La Pierre angulaire
apporté un apaisement. Il comprit que sa prière, si amère qu’elle fût, lui était devenue une nourriture aussi vraie que le pain, et qu’elle était entrée en lui, sans qu’il le sût. Au cachot, il la continuait, toujours debout et les mains accrochées à la fenêtre ; elle lui donnait des forces et son esprit ne s’égarait plus. Seulement il se sentait très changé, et détaché de tout ce qui lui arrivait. Il n’éprouvait même plus de remords de son péché. C’était si peu de chose, en comparaison de la souffrance qu’il avait causée ; ce péché était comme le brin de paille qui s’enflamme par hasard et brûle la maison. Sa maison à lui avait brûlé, son père, et sa vie à lui. À Dieu maintenant d’aider.
SEPTIÈME ÉPREUVE OU MARIE COURONNÉE
Le cinquième dimanche du Carême, Haguenier, rentré de la messe, attendait la visite d’Aielot ; il espérait que Jacques de Pouilli viendrait aussi : Jacques, du moins, ne lui faisait pas de reproches et empêchait sa femme de trop parler. La porte s’ouvrit, et le gardien fit entrer une femme plus petite qu’Aielot, enveloppée dans un grand manteau vert, et la tête couverte d’un voile.
Haguenier sauta sur ses jambes et courut à la porte, pour empêcher le gardien de la fermer, mais déjà il entendait le loquet se baisser. Alors il resta là, adossé à la porte, baissant la tête, car il n’osait pas regarder la femme qui se tenait devant lui. À quel point, tout au fond de lui-même, il l’avait attendue, il s’en rendait compte à ce moment-là. Et rien au monde ne pouvait l’effrayer davantage.
Mais le premier instant de terreur passé, la raison lui revint. « Suis-je un rustre, pensa-t-il, pour la recevoir si mal, elle qui me fait une si grande grâce ? » Il leva la tête, avec effort.
Elle avait relevé son voile, et il vit un visage maigre et pâle, aux paupières brunies, aux traits tirés. Seule la noblesse des lignes de la bouche, du nez, des yeux largement fendus attestait encore son ancienne beauté, autrement ce visage fatigué, mortellement triste, n’avait plus rien de la splendeur de naguère.
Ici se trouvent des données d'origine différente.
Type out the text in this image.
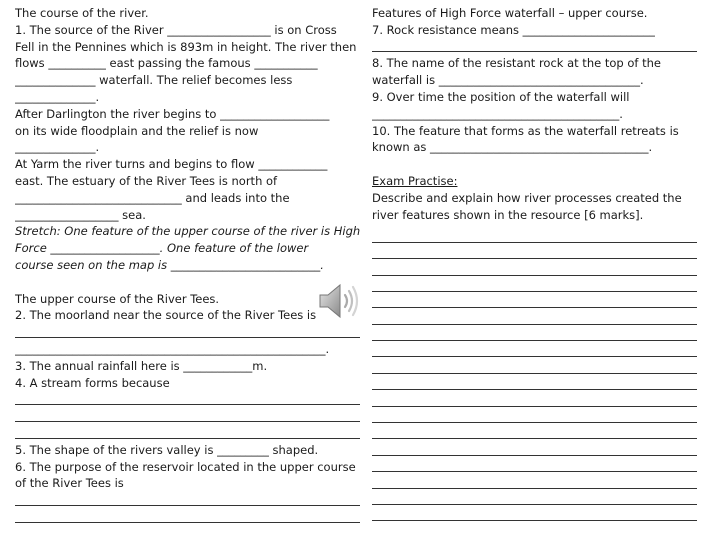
The course of the river.
1. The source of the River __________________ is on Cross
Fell in the Pennines which is 893m in height. The river then
flows __________ east passing the famous ___________
______________ waterfall. The relief becomes less
______________.
After Darlington the river begins to ___________________
on its wide floodplain and the relief is now
______________.
At Yarm the river turns and begins to flow ____________
east. The estuary of the River Tees is north of
_____________________________ and leads into the
__________________ sea.
Stretch: One feature of the upper course of the river is High
Force ___________________. One feature of the lower
course seen on the map is __________________________.
The upper course of the River Tees.
2. The moorland near the source of the River Tees is
______________________________________________________.
3. The annual rainfall here is ____________m.
4. A stream forms because
5. The shape of the rivers valley is _________ shaped.
6. The purpose of the reservoir located in the upper course
of the River Tees is
Features of High Force waterfall – upper course.
7. Rock resistance means _______________________
8. The name of the resistant rock at the top of the
waterfall is ___________________________________.
9. Over time the position of the waterfall will
___________________________________________.
10. The feature that forms as the waterfall retreats is
known as ______________________________________.
Exam Practise:
Describe and explain how river processes created the
river features shown in the resource [6 marks].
Et la pitié et la tendresse balayaient de l’esprit d’Haguenier toute faculté de penser à lui-même. « Ô ma très belle, ma très douce, dit-il, comment avez-vous pu ?… Pour l’amour de Dieu, ne restez pas là, appelez le gardien. Pourquoi venir ici et vous tourmenter encore plus ? »
Elle écarta les pans du manteau et lui mit les mains sur les épaules. « Une sœur a le droit de venir voir son frère, s’il est malheureux. J’aurais fait bien plus pour vous. »
Il dit : « Vous ne devez pas être ici. Je ne veux pas que vous soyez blâmée à cause de moi.
— Qui pourra me blâmer ? Tout le monde sait que vous m’avez aimée. Quoi, par simple charité on vient visiter les prisonniers qu’on ne connaît même pas, et moi, votre amie, je refuserais de vous voir ? Je serais moins pour vous que votre sœur ? Si je n’étais pas venue avant, c’est que j’étais malade.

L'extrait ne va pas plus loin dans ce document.